Hugo, «Les Chants du crépuscule • Les Voix intérieures • Les Rayons et les Ombres»

XIXᵉ siècle

XIXe siècle

Il s’agit des «Rayons et les Ombres» et autres œuvres de Vic­tor Hugo (XIXe siècle). Il faut re­con­naître que Hugo est non seule­ment le pre­mier en rang des écri­vains de langue fran­çaise, de­puis que cette langue a été fixée; mais le seul qui ait un droit vrai­ment ab­solu à ce titre d’écrivain dans sa pleine ac­cep­tion. Toutes les ca­té­go­ries de l’histoire lit­té­raire se trouvent en lui dé­jouées. La cri­tique qui vou­drait dé­mê­ler cette fi­gure ti­ta­nique, stu­pé­fiante, te­nant quelque chose de la di­vi­nité, est en pré­sence du pro­blème le plus in­so­luble. Fut-il poète, ro­man­cier ou pen­seur? Fut-il spi­ri­tua­liste ou réa­liste? Il fut tout cela et plus en­core. Nou­veau don Qui­chotte, cet homme est allé por­ter ses pas sur tous les che­mins de l’esprit, mon­ter sur toutes les bar­ri­cades qu’il ren­con­trait, sou­tien des faibles et pour­fen­deur des ty­rans, son­neur de clai­rons et amant de la vio­lette; si bien qu’aucune des fa­milles qui se par­tagent l’espèce hu­maine au phy­sique et au mo­ral ne peut se l’attribuer en­tiè­re­ment. Tan­tôt égal à la mer, com­paré à la mon­tagne, rap­pro­ché du so­leil, as­si­milé à l’ouragan, tan­tôt phi­lo­sophe, re­dres­seur des abus du siècle, pro­fes­seur d’histoire et guide po­li­tique, tan­tôt chargé d’apitoyer le monde sur la femme, de le mettre à ge­noux de­vant le vieillard pour le vé­né­rer et de­vant l’enfant pour le conso­ler, il fut je ne sais quel suc­cé­dané de la na­ture.

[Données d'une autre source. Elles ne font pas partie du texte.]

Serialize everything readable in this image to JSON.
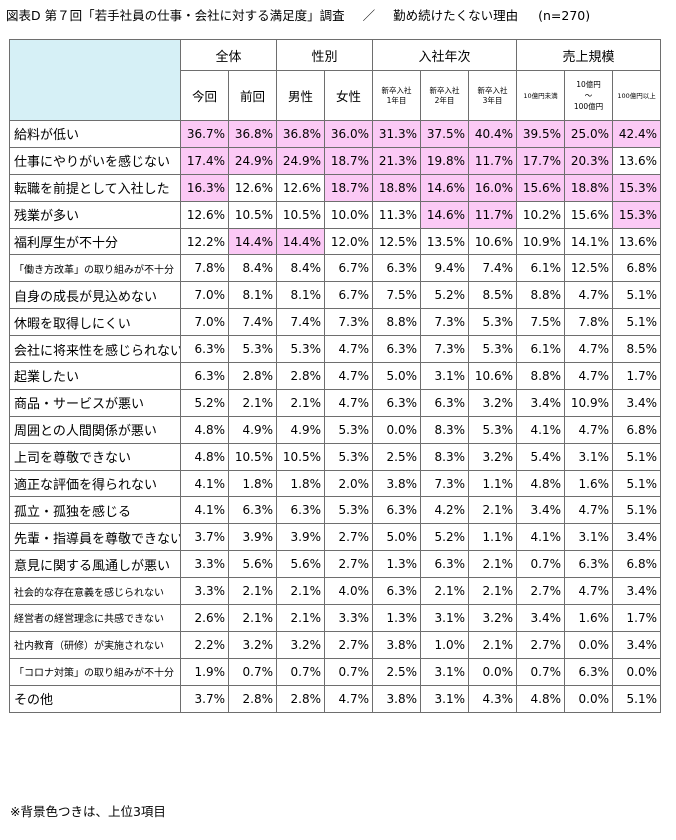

Avec sa mort, c’est un monde cy­clo­péen d’idées et d’impressions qui est parti, un conti­nent de gra­nit qui s’est dé­ta­ché et a roulé avec fra­cas au fond des abîmes. «Qui pour­rait dire : “J’aime ceci ou cela dans Hugo”?», dit Édouard Dru­mont 1. «Comme l’océan, comme la mon­tagne, comme la fo­rêt, ce gé­nie éveille l’idée de l’infini. Ce qu’on aime dans l’océan, ce n’est point une vague, ce sont des vagues in­ces­sam­ment re­nou­ve­lées; ce qu’on aime dans la fo­rêt, ce n’est point un arbre ou une feuille, ce sont ces mil­liers d’arbres et ces mil­liers de feuilles qui confondent leur ver­dure et leur bruit.»